Warrior Craess wrote...
it may be confusing becuase it's the tail end of a rather large reply pyramid. I simply removed most of the pyramid so that it wouldn't be so cumbersome.
Let me break it down for you. It's a game (hopefully we can all agree on that). In this game we have choices that can be made. As has been pointed out, it doesn't really matter what you choose, becuase in the end you can win the game.
Well, you can make a case that Refuse isn't a win. In the technical sense it is not, since IIRC you don't get the achievement or the Legend save. But I'll go with Stargazer 2 and call it a win
My point, is that those choices only matter based on the context we, the players, give them. This context is based on our interpretations of the game - something dreman9999 has discounted. According to him there is a literal theme to this game. And that theme is Choice.
The reason that many of us find the endings so abhorent is that the final choice, the one that should mean the most, actually means the least, becuase it is so disconnected from the rest of the series. The Final choice takes my interpretation of the series and smashes it to smithereens. Why would I then attach any emotional context at all to the final choice?
I'm still not following how the endings change the emotional context of the
choices for you. The emotional value I place on, say, the geth dying, or everyone being synthesized, is based, for me, on what I know about the universe before Shep gets to the Catalyst. It's not dependent on metagame stuff like "themes," which don't exist from Shepard's POV.
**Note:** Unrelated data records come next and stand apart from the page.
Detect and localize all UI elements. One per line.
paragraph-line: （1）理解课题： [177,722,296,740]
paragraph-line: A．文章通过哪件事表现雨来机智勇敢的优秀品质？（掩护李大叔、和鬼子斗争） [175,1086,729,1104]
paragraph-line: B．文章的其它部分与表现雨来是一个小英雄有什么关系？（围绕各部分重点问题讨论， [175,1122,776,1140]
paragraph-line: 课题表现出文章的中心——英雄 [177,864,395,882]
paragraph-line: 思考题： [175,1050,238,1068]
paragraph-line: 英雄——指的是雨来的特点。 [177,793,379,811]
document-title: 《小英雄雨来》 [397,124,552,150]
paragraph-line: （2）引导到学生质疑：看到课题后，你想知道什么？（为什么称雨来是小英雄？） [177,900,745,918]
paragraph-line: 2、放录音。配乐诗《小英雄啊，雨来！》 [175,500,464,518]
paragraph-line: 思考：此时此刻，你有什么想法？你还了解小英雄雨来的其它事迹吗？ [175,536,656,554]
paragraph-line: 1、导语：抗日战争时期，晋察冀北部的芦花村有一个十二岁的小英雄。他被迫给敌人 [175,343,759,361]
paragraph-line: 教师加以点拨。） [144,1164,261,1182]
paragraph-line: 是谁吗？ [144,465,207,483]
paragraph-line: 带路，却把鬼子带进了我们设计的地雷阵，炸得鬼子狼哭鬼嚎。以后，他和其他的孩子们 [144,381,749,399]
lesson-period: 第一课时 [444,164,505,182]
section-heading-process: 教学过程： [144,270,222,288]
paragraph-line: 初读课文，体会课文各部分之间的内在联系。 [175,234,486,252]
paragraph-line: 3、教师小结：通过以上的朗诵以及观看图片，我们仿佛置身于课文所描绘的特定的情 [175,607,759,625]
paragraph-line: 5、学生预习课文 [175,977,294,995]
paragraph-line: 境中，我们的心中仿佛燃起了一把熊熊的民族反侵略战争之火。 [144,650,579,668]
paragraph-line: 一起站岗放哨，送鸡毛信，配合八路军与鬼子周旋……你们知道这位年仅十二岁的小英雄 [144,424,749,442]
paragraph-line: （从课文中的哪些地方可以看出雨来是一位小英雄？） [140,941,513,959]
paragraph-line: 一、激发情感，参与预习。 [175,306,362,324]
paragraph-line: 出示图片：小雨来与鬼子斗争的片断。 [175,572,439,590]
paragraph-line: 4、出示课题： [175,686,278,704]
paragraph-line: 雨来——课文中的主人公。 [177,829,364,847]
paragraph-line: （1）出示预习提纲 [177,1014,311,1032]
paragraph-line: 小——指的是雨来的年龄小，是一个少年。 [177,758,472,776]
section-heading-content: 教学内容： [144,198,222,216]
I can see how you'd have a different emotional response to the whole game, but not to the stuff inside the game.
The endings are subjective by design. Speculation for everyone = interpretation, not choice. Much of the reason I'm annoyed with BW over this is that they wanted specualtion (interpretation) then told us we're doing it wrong. Sorry but how can my intrepretation of a subjective ending be wrong?
Well, I thought that the "wrong" interpretations are wrong about physical facts. like novas destroying all the systems with relays when we actually see two systems that aren't destroyed and none that are destroyed. Or mass effect drives suddenly not working, which isn't suppported by anything.